We’re happy to announce the General Availability (GA) of OpenStack monitoring with Dynatrace, bringing our long Early Access Program (EAP) (which began in February 2017) and analysis of customer requirements to a close. The Dynatrace OpenStack monitoring solution is GA as of the Dynatrace version 1.162 release and the OneAgent version 1.161 release.
This blog post shows you how to get the most value out of Dynatrace monitoring when you use the OpenStack cloud to provision infrastructure components.

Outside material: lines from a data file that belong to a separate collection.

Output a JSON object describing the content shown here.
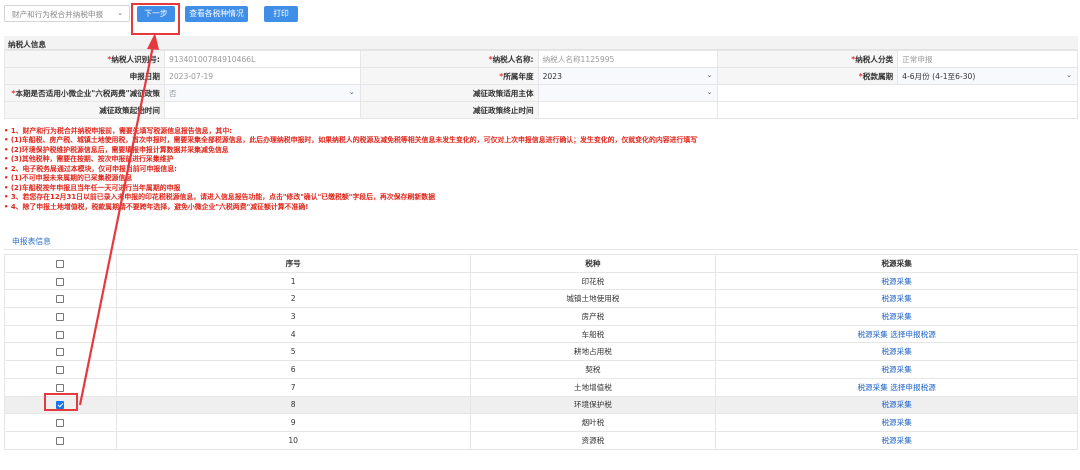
{
  "toolbar": {
    "mode_select": "财产和行为税合并纳税申报",
    "next_button": "下一步",
    "view_button": "查看各税种情况",
    "print_button": "打印"
  },
  "taxpayer": {
    "section_title": "纳税人信息",
    "id_label": "纳税人识别号:",
    "id_value": "91340100784910466L",
    "name_label": "纳税人名称:",
    "name_value": "纳税人名称1125995",
    "category_label": "纳税人分类",
    "category_value": "正常申报",
    "date_label": "申报日期",
    "date_value": "2023-07-19",
    "year_label": "所属年度",
    "year_value": "2023",
    "period_label": "税款属期",
    "period_value": "4-6月份 (4-1至6-30)",
    "smallbiz_label": "本期是否适用小微企业\"六税两费\"减征政策",
    "smallbiz_value": "否",
    "subject_label": "减征政策适用主体",
    "subject_value": "",
    "start_label": "减征政策起始时间",
    "start_value": "",
    "end_label": "减征政策终止时间",
    "end_value": "",
    "required_mark": "*"
  },
  "notes": [
    "1、财产和行为税合并纳税申报前，需要先填写税源信息报告信息，其中:",
    "(1)车船税、房产税、城镇土地使用税，首次申报时，需要采集全部税源信息，此后办理纳税申报时，如果纳税人的税源及减免税等相关信息未发生变化的，可仅对上次申报信息进行确认；发生变化的，仅就变化的内容进行填写",
    "(2)环境保护税维护税源信息后，需要填报申报计算数据并采集减免信息",
    "(3)其他税种，需要在按期、按次申报前进行采集维护",
    "2、电子税务局通过本模块，仅可申报当前可申报信息:",
    "(1)不可申报未来属期的已采集税源信息",
    "(2)车船税按年申报且当年任一天可进行当年属期的申报",
    "3、若您存在12月31日以前已录入未申报的印花税税源信息，请进入信息报告功能，点击\"修改\"确认\"已缴税额\"字段后，再次保存刷新数据",
    "4、除了申报土地增值税，税款属期请不要跨年选择，避免小微企业\"六税两费\"减征额计算不准确!"
  ],
  "declaration": {
    "subtitle": "申报表信息",
    "headers": {
      "index": "序号",
      "tax_type": "税种",
      "collect": "税源采集"
    },
    "rows": [
      {
        "index": "1",
        "tax_type": "印花税",
        "link1": "税源采集",
        "link2": "",
        "checked": false
      },
      {
        "index": "2",
        "tax_type": "城镇土地使用税",
        "link1": "税源采集",
        "link2": "",
        "checked": false
      },
      {
        "index": "3",
        "tax_type": "房产税",
        "link1": "税源采集",
        "link2": "",
        "checked": false
      },
      {
        "index": "4",
        "tax_type": "车船税",
        "link1": "税源采集",
        "link2": "选择申报税源",
        "checked": false
      },
      {
        "index": "5",
        "tax_type": "耕地占用税",
        "link1": "税源采集",
        "link2": "",
        "checked": false
      },
      {
        "index": "6",
        "tax_type": "契税",
        "link1": "税源采集",
        "link2": "",
        "checked": false
      },
      {
        "index": "7",
        "tax_type": "土地增值税",
        "link1": "税源采集",
        "link2": "选择申报税源",
        "checked": false
      },
      {
        "index": "8",
        "tax_type": "环境保护税",
        "link1": "税源采集",
        "link2": "",
        "checked": true
      },
      {
        "index": "9",
        "tax_type": "烟叶税",
        "link1": "税源采集",
        "link2": "",
        "checked": false
      },
      {
        "index": "10",
        "tax_type": "资源税",
        "link1": "税源采集",
        "link2": "",
        "checked": false
      }
    ]
  },
  "colors": {
    "primary": "#3f8ee8",
    "annotation": "#e5393e",
    "notes": "#e0261c",
    "link": "#1a5fc7"
  },
  "icons": {
    "dropdown": "chevron-down-icon",
    "annotation": "arrow-annotation-icon"
  }
}
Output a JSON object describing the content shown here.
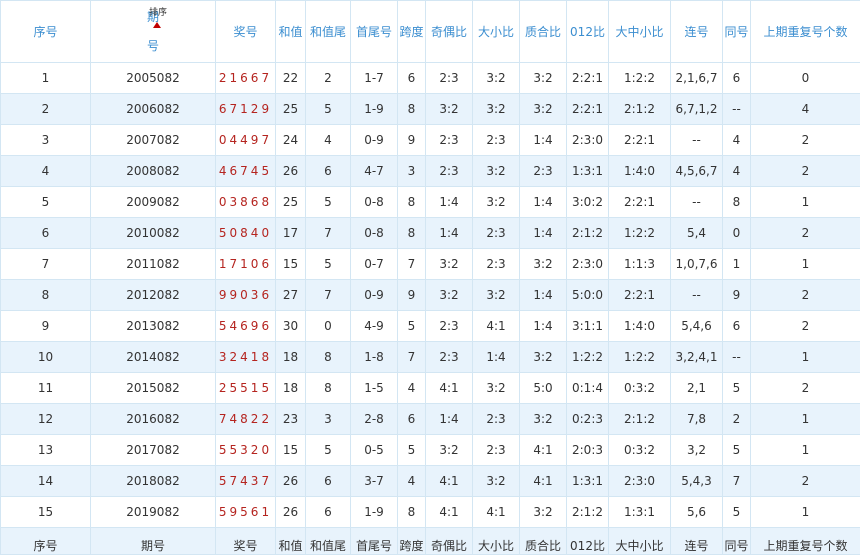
{
  "header": {
    "seq": "序号",
    "issue_top": "期",
    "issue_bottom": "号",
    "sort_label": "排序",
    "draw": "奖号",
    "sum": "和值",
    "sum_tail": "和值尾",
    "first_last": "首尾号",
    "span": "跨度",
    "odd_even": "奇偶比",
    "big_small": "大小比",
    "prime_comp": "质合比",
    "ratio012": "012比",
    "big_mid_small": "大中小比",
    "consecutive": "连号",
    "same": "同号",
    "repeat_prev": "上期重复号个数"
  },
  "footer": {
    "seq": "序号",
    "issue": "期号",
    "draw": "奖号",
    "sum": "和值",
    "sum_tail": "和值尾",
    "first_last": "首尾号",
    "span": "跨度",
    "odd_even": "奇偶比",
    "big_small": "大小比",
    "prime_comp": "质合比",
    "ratio012": "012比",
    "big_mid_small": "大中小比",
    "consecutive": "连号",
    "same": "同号",
    "repeat_prev": "上期重复号个数"
  },
  "rows": [
    {
      "seq": "1",
      "issue": "2005082",
      "draw": "21667",
      "sum": "22",
      "tail": "2",
      "fl": "1-7",
      "span": "6",
      "oe": "2:3",
      "bs": "3:2",
      "pc": "3:2",
      "r012": "2:2:1",
      "bms": "1:2:2",
      "cons": "2,1,6,7",
      "same": "6",
      "rep": "0"
    },
    {
      "seq": "2",
      "issue": "2006082",
      "draw": "67129",
      "sum": "25",
      "tail": "5",
      "fl": "1-9",
      "span": "8",
      "oe": "3:2",
      "bs": "3:2",
      "pc": "3:2",
      "r012": "2:2:1",
      "bms": "2:1:2",
      "cons": "6,7,1,2",
      "same": "--",
      "rep": "4"
    },
    {
      "seq": "3",
      "issue": "2007082",
      "draw": "04497",
      "sum": "24",
      "tail": "4",
      "fl": "0-9",
      "span": "9",
      "oe": "2:3",
      "bs": "2:3",
      "pc": "1:4",
      "r012": "2:3:0",
      "bms": "2:2:1",
      "cons": "--",
      "same": "4",
      "rep": "2"
    },
    {
      "seq": "4",
      "issue": "2008082",
      "draw": "46745",
      "sum": "26",
      "tail": "6",
      "fl": "4-7",
      "span": "3",
      "oe": "2:3",
      "bs": "3:2",
      "pc": "2:3",
      "r012": "1:3:1",
      "bms": "1:4:0",
      "cons": "4,5,6,7",
      "same": "4",
      "rep": "2"
    },
    {
      "seq": "5",
      "issue": "2009082",
      "draw": "03868",
      "sum": "25",
      "tail": "5",
      "fl": "0-8",
      "span": "8",
      "oe": "1:4",
      "bs": "3:2",
      "pc": "1:4",
      "r012": "3:0:2",
      "bms": "2:2:1",
      "cons": "--",
      "same": "8",
      "rep": "1"
    },
    {
      "seq": "6",
      "issue": "2010082",
      "draw": "50840",
      "sum": "17",
      "tail": "7",
      "fl": "0-8",
      "span": "8",
      "oe": "1:4",
      "bs": "2:3",
      "pc": "1:4",
      "r012": "2:1:2",
      "bms": "1:2:2",
      "cons": "5,4",
      "same": "0",
      "rep": "2"
    },
    {
      "seq": "7",
      "issue": "2011082",
      "draw": "17106",
      "sum": "15",
      "tail": "5",
      "fl": "0-7",
      "span": "7",
      "oe": "3:2",
      "bs": "2:3",
      "pc": "3:2",
      "r012": "2:3:0",
      "bms": "1:1:3",
      "cons": "1,0,7,6",
      "same": "1",
      "rep": "1"
    },
    {
      "seq": "8",
      "issue": "2012082",
      "draw": "99036",
      "sum": "27",
      "tail": "7",
      "fl": "0-9",
      "span": "9",
      "oe": "3:2",
      "bs": "3:2",
      "pc": "1:4",
      "r012": "5:0:0",
      "bms": "2:2:1",
      "cons": "--",
      "same": "9",
      "rep": "2"
    },
    {
      "seq": "9",
      "issue": "2013082",
      "draw": "54696",
      "sum": "30",
      "tail": "0",
      "fl": "4-9",
      "span": "5",
      "oe": "2:3",
      "bs": "4:1",
      "pc": "1:4",
      "r012": "3:1:1",
      "bms": "1:4:0",
      "cons": "5,4,6",
      "same": "6",
      "rep": "2"
    },
    {
      "seq": "10",
      "issue": "2014082",
      "draw": "32418",
      "sum": "18",
      "tail": "8",
      "fl": "1-8",
      "span": "7",
      "oe": "2:3",
      "bs": "1:4",
      "pc": "3:2",
      "r012": "1:2:2",
      "bms": "1:2:2",
      "cons": "3,2,4,1",
      "same": "--",
      "rep": "1"
    },
    {
      "seq": "11",
      "issue": "2015082",
      "draw": "25515",
      "sum": "18",
      "tail": "8",
      "fl": "1-5",
      "span": "4",
      "oe": "4:1",
      "bs": "3:2",
      "pc": "5:0",
      "r012": "0:1:4",
      "bms": "0:3:2",
      "cons": "2,1",
      "same": "5",
      "rep": "2"
    },
    {
      "seq": "12",
      "issue": "2016082",
      "draw": "74822",
      "sum": "23",
      "tail": "3",
      "fl": "2-8",
      "span": "6",
      "oe": "1:4",
      "bs": "2:3",
      "pc": "3:2",
      "r012": "0:2:3",
      "bms": "2:1:2",
      "cons": "7,8",
      "same": "2",
      "rep": "1"
    },
    {
      "seq": "13",
      "issue": "2017082",
      "draw": "55320",
      "sum": "15",
      "tail": "5",
      "fl": "0-5",
      "span": "5",
      "oe": "3:2",
      "bs": "2:3",
      "pc": "4:1",
      "r012": "2:0:3",
      "bms": "0:3:2",
      "cons": "3,2",
      "same": "5",
      "rep": "1"
    },
    {
      "seq": "14",
      "issue": "2018082",
      "draw": "57437",
      "sum": "26",
      "tail": "6",
      "fl": "3-7",
      "span": "4",
      "oe": "4:1",
      "bs": "3:2",
      "pc": "4:1",
      "r012": "1:3:1",
      "bms": "2:3:0",
      "cons": "5,4,3",
      "same": "7",
      "rep": "2"
    },
    {
      "seq": "15",
      "issue": "2019082",
      "draw": "59561",
      "sum": "26",
      "tail": "6",
      "fl": "1-9",
      "span": "8",
      "oe": "4:1",
      "bs": "4:1",
      "pc": "3:2",
      "r012": "2:1:2",
      "bms": "1:3:1",
      "cons": "5,6",
      "same": "5",
      "rep": "1"
    }
  ]
}
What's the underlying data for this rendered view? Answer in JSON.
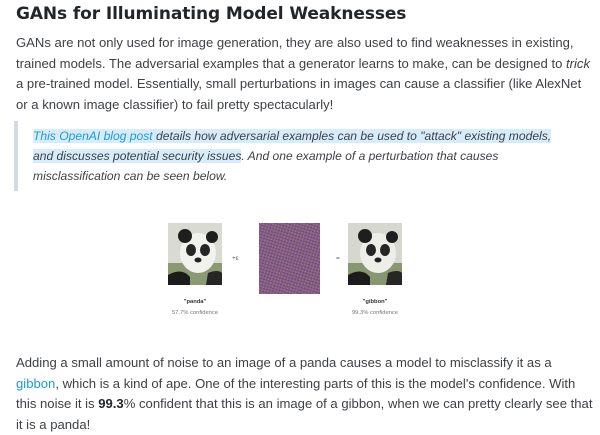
{
  "section": {
    "heading": "GANs for Illuminating Model Weaknesses",
    "intro": {
      "part1": "GANs are not only used for image generation, they are also used to find weaknesses in existing, trained models. The adversarial examples that a generator learns to make, can be designed to ",
      "emphasis": "trick",
      "part2": " a pre-trained model. Essentially, small perturbations in images can cause a classifier (like AlexNet or a known image classifier) to fail pretty spectacularly!"
    },
    "blockquote": {
      "link_text": "This OpenAI blog post",
      "highlighted_text": " details how adversarial examples can be used to \"attack\" existing models, and discusses potential security issues",
      "rest": ". And one example of a perturbation that causes misclassification can be seen below."
    },
    "figure": {
      "plus_label": "+ε",
      "equals_label": "=",
      "left_label": "\"panda\"",
      "left_confidence": "57.7% confidence",
      "right_label": "\"gibbon\"",
      "right_confidence": "99.3% confidence"
    },
    "outro": {
      "part1": "Adding a small amount of noise to an image of a panda causes a model to misclassify it as a ",
      "link_text": "gibbon",
      "part2": ", which is a kind of ape. One of the interesting parts of this is the model's confidence. With this noise it is ",
      "bold": "99.3",
      "part3": "% confident that this is an image of a gibbon, when we can pretty clearly see that it is a panda!"
    }
  },
  "colors": {
    "link": "#1a9bd7",
    "highlight": "#d7ecfa",
    "quote_border": "#d3dae3"
  }
}
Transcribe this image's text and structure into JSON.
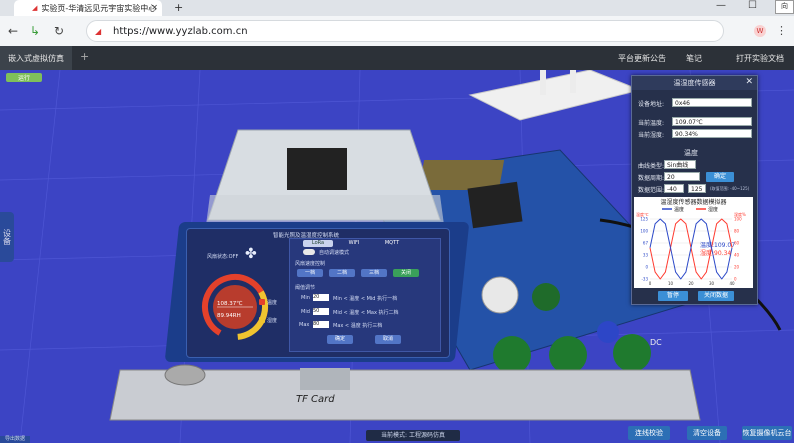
{
  "browser": {
    "tab_title": "实验页-华清远见元宇宙实验中心",
    "url": "https://www.yyzlab.com.cn",
    "avatar": "W",
    "corner_tooltip": "向"
  },
  "app": {
    "tab_label": "嵌入式虚拟仿真",
    "menu": [
      "平台更新公告",
      "笔记",
      "打开实验文档"
    ],
    "device_tab": "设备",
    "mode_badge": "运行"
  },
  "sensor_panel": {
    "title": "温湿度传感器",
    "device_addr_label": "设备地址:",
    "device_addr_value": "0x46",
    "cur_temp_label": "当前温度:",
    "cur_temp_value": "109.07℃",
    "cur_hum_label": "当前湿度:",
    "cur_hum_value": "90.34%",
    "section_temp": "温度",
    "curve_type_label": "曲线类型:",
    "curve_type_value": "Sin曲线",
    "data_period_label": "数据周期:",
    "data_period_value": "20",
    "data_range_label": "数据范围:",
    "range_min": "-40",
    "range_max": "125",
    "range_hint": "(取值范围: -40~125)",
    "confirm_button": "确定",
    "simulator_title": "温湿度传感器数据模拟器",
    "pause_button": "暂停",
    "close_button": "关闭数据"
  },
  "chart_data": {
    "type": "line",
    "title": "温湿度传感器数据模拟器",
    "series": [
      {
        "name": "温度",
        "color": "#ff3b30",
        "x": [
          0,
          2.5,
          5,
          7.5,
          10,
          12.5,
          15,
          17.5,
          20,
          22.5,
          25,
          27.5,
          30,
          32.5,
          35,
          37.5,
          40
        ],
        "values": [
          46,
          -21,
          -40,
          -21,
          46,
          112,
          125,
          112,
          46,
          -21,
          -40,
          -21,
          46,
          112,
          125,
          112,
          46
        ]
      },
      {
        "name": "湿度",
        "color": "#2c49c8",
        "x": [
          0,
          2.5,
          5,
          7.5,
          10,
          12.5,
          15,
          17.5,
          20,
          22.5,
          25,
          27.5,
          30,
          32.5,
          35,
          37.5,
          40
        ],
        "values": [
          46,
          112,
          125,
          112,
          46,
          -21,
          -40,
          -21,
          46,
          112,
          125,
          112,
          46,
          -21,
          -40,
          -21,
          46
        ]
      }
    ],
    "ylabel_left": "温度℃",
    "ylabel_right": "湿度%",
    "yticks_left": [
      "125",
      "100",
      "67",
      "33",
      "0",
      "-33"
    ],
    "yticks_right": [
      "100",
      "80",
      "60",
      "40",
      "20",
      "0"
    ],
    "xticks": [
      "0",
      "10",
      "20",
      "30",
      "40"
    ],
    "xlim": [
      0,
      40
    ],
    "ylim": [
      -40,
      125
    ],
    "readout_temp": "温度:109.07",
    "readout_hum": "湿度:90.34"
  },
  "device_screen": {
    "title": "智能光照及温湿度控制系统",
    "fan_status": "风扇状态:OFF",
    "gauge_temp": "108.37℃",
    "gauge_hum": "89.94RH",
    "legend_temp": "温度",
    "legend_hum": "湿度",
    "tabs": [
      "LoRa",
      "WIFI",
      "MQTT"
    ],
    "mode_label": "自动调速模式",
    "fan_section": "风扇速度控制",
    "gear_buttons": [
      "一档",
      "二档",
      "三档",
      "关闭"
    ],
    "threshold_label": "阈值调节",
    "min_label": "Min",
    "min_value": "20",
    "min_rule": "Min < 温度 < Mid  执行一档",
    "mid_label": "Mid",
    "mid_value": "50",
    "mid_rule": "Mid < 温度 < Max  执行二档",
    "max_label": "Max",
    "max_value": "80",
    "max_rule": "Max < 温度  执行三档",
    "ok_button": "确定",
    "cancel_button": "取消"
  },
  "board": {
    "tf_label": "TF Card",
    "label_dc": "DC"
  },
  "bottom": {
    "status": "当前模式: 工程源码仿真",
    "buttons": [
      "连线校验",
      "清空设备",
      "恢复摄像机云台"
    ],
    "corner_label": "导出数据"
  }
}
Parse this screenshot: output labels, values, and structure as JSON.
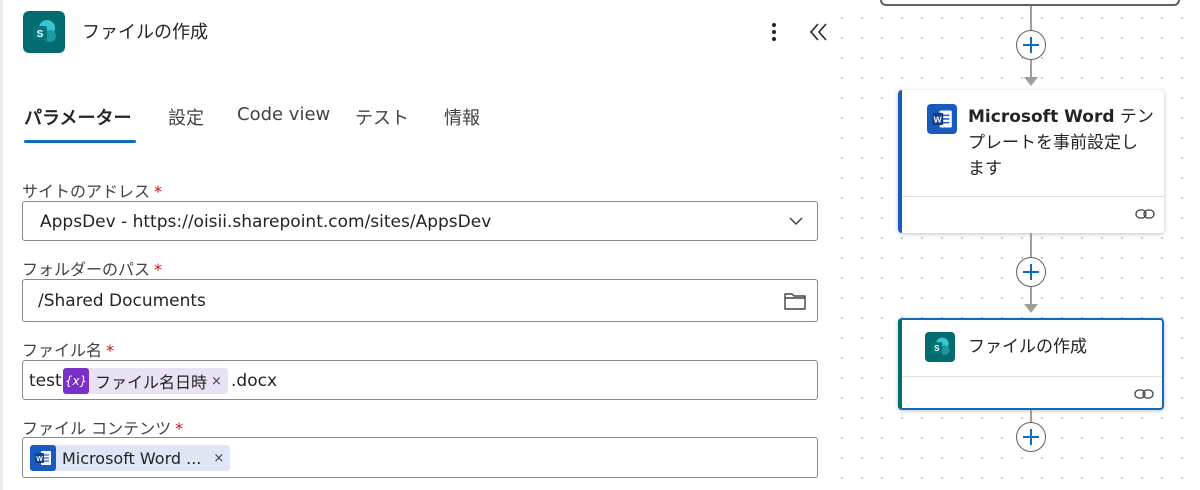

Enable full-stack monitoring of OpenStack environments easily
The structure of this article follows the discovery path, from application performance and availability monitoring, through the monitoring of underlying services, all the way to the supporting infrastructure and its management. In true Dynatrace fashion, we’ve placed our bets on ease of deployment and automation of discovery. Your exploration and level of awareness of your OpenStack-managed environment is dependent only on your decision as to how deep you want to drill down, and in particular, your decision about placement of OneAgents within your monitored environment.
Let’s consider the journey through and exploration of different levels of OpenStack awareness in these simple steps, each provides additional insight into OpenStack infrastructure:
- Understanding that your host is a virtual machine that is managed by OpenStack
- Learning about the parent OpenStack compute node
- Analyzing the health of the OpenStack compute nodes, checking which other VMs they host, and understanding how resources are distributed among them
- Looking into the health of OpenStack controller nodes and their services, and analyzing the performance of some of the underlying technologies
- Using Dynatrace Log Analytics to capture essential performance and availability problems directly from the OpenStack services
- Potential improvements and further steps
Step 1: OneAgent on VMs managed by OpenStack—awareness of the OpenStack as an orchestration layer
Full-stack monitoring of applications with Dynatrace is only possible if you deploy full-stack OneAgents on important hosts in your environment, specifically those that host your applications’ services and resources.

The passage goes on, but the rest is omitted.